Mme Pauline Callec, inspectrice des finances. Les données recueillies par nos soins sur les crèches en PSU font état d’une subvention maximale de 66 % et d’une moyenne mesurée à hauteur de 34 % du coût total des travaux.

M. le président Thibault Bazin. Merci pour ces précisions qui éclaircissent nos doutes quant à la divergence entre le discours marketing et la réalité du terrain.

Mme Pauline Callec. Les chiffres que je viens d’évoquer se rapportent à la période 2015-2022. En données comparées, la moyenne attribuée aux micro‑crèches Paje affiche 48 %, mais ces dernières perçoivent tout de même une subvention de 80 % très régulièrement.

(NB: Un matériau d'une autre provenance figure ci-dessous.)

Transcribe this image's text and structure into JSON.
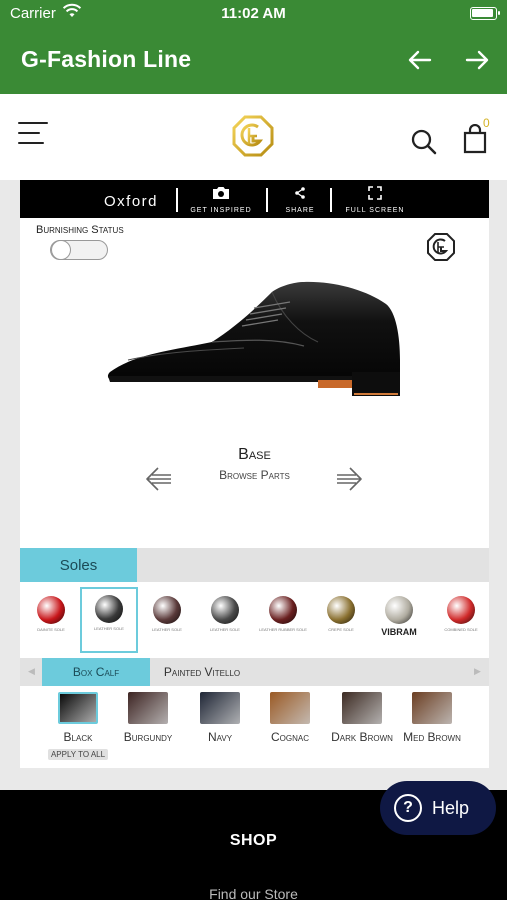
{
  "status": {
    "carrier": "Carrier",
    "time": "11:02 AM"
  },
  "appbar": {
    "title": "G-Fashion Line"
  },
  "header": {
    "cart_count": "0"
  },
  "toolbar": {
    "model": "Oxford",
    "get_inspired": "GET INSPIRED",
    "share": "SHARE",
    "full_screen": "FULL SCREEN"
  },
  "configurator": {
    "burnishing_label": "Burnishing Status",
    "part_title": "Base",
    "part_subtitle": "Browse Parts"
  },
  "soles": {
    "tab_label": "Soles",
    "items": [
      {
        "name": "DAINITE SOLE",
        "color": "#c8161a"
      },
      {
        "name": "LEATHER SOLE",
        "color": "#3a3a3a"
      },
      {
        "name": "LEATHER SOLE",
        "color": "#5a3a3a"
      },
      {
        "name": "LEATHER SOLE",
        "color": "#4a4a4a"
      },
      {
        "name": "LEATHER RUBBER SOLE",
        "color": "#6a2020"
      },
      {
        "name": "CREPE SOLE",
        "color": "#8a7030"
      },
      {
        "name": "VIBRAM",
        "color": "#b0aca0"
      },
      {
        "name": "COMBINED SOLE",
        "color": "#d02a2a"
      }
    ]
  },
  "leather": {
    "tabs": [
      "Box Calf",
      "Painted Vitello"
    ],
    "colors": [
      {
        "name": "Black",
        "color": "#0a0a0a"
      },
      {
        "name": "Burgundy",
        "color": "#3d2422"
      },
      {
        "name": "Navy",
        "color": "#1f2636"
      },
      {
        "name": "Cognac",
        "color": "#9a5a25"
      },
      {
        "name": "Dark Brown",
        "color": "#3c2a22"
      },
      {
        "name": "Med Brown",
        "color": "#6b3e22"
      }
    ],
    "apply_all": "APPLY TO ALL"
  },
  "footer": {
    "shop": "SHOP",
    "find_store": "Find our Store"
  },
  "help": {
    "label": "Help"
  },
  "colors": {
    "appbar": "#3a8a35",
    "accent_tab": "#6ccbdc",
    "help_bg": "#0f1844",
    "cart_badge": "#d4b224"
  }
}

M. le président Thibault Bazin. Merci pour la clarté de vos explications. Je cède la parole à Mme la rapporteure.

Mme Sarah Tanzilli, rapporteure. Merci monsieur le président et merci à vous madame et messieurs. Nous attendions fébrilement cette audition, étant entendu que votre rapport sur les micro‑crèches entre pleinement dans le champ d’investigation de cette commission d’enquête. Votre rapport constate nombre d’éléments défavorables aux micro‑crèches sur lesquels j’aimerais vous entendre. J’aimerais avant tout vous consulter sur les motifs de l’effet d’éviction des crèches publiques en faveur des microcrèches, qui sont florissantes.

M. Pierre Prady. Un graphique éloquent illustre l’essor des micro‑crèches Paje au détriment des établissements en PSU depuis 2010. Il figure en page 16 de notre rapport. Nous expliquons cette dynamique du fait de la souplesse des dispositions réglementaires régissant les critères de qualité applicables à l’accueil des jeunes enfants dans les micro‑crèches Paje, qui s’étend également à leur mode de financement, qui ne nécessite pas la participation d’un tiers financeur.

Ces deux caractéristiques ont été évoquées à la fois par des gestionnaires de crèches et des représentants de collectivités territoriales lors des entretiens que nous avons conduits. La tendance s’oriente vers la substitution des modèles, l’arbitrage à la main des collectivités territoriales se situant essentiellement au niveau de la nécessité ou non d’une participation financière, ce qui participe nettement à l’effet d’éviction constaté.

Mme Sarah Tanzilli, rapporteure. Je vous remercie pour la clarté de votre réponse. Pouvez-vous apporter quelque éclairage relatif aux niveaux supérieurs de chiffre d’affaires par berceau et de rentabilité enregistrés par les grands groupes de crèche, et à leurs moindres charges liées à l’embauche de personnel au contact des enfants ?

Mme Pauline Callec. L’analyse des réponses aux questionnaires soumis aux gestionnaires de micro‑crèches montre que le chiffre d’affaires annuel moyen d’un établissement affilié à un grand groupe s’établit à 23 000 euros, contre une moyenne de 17 000 euros pour les autres. Au-delà de la seule participation des familles, cette variation s’explique principalement par le principe de réservation de berceaux, garantissant un nombre déterminé de places à l’année. Ce quota s’établit à 5,3 berceaux pour les micro‑crèches d’appartenance groupe, sur un nombre total de places oscillant entre 10 et 12. Le périmètre territorial des établissements affiliés à un grand groupe est également plus large pour optimiser les réservations et sécuriser le chiffre d’affaires.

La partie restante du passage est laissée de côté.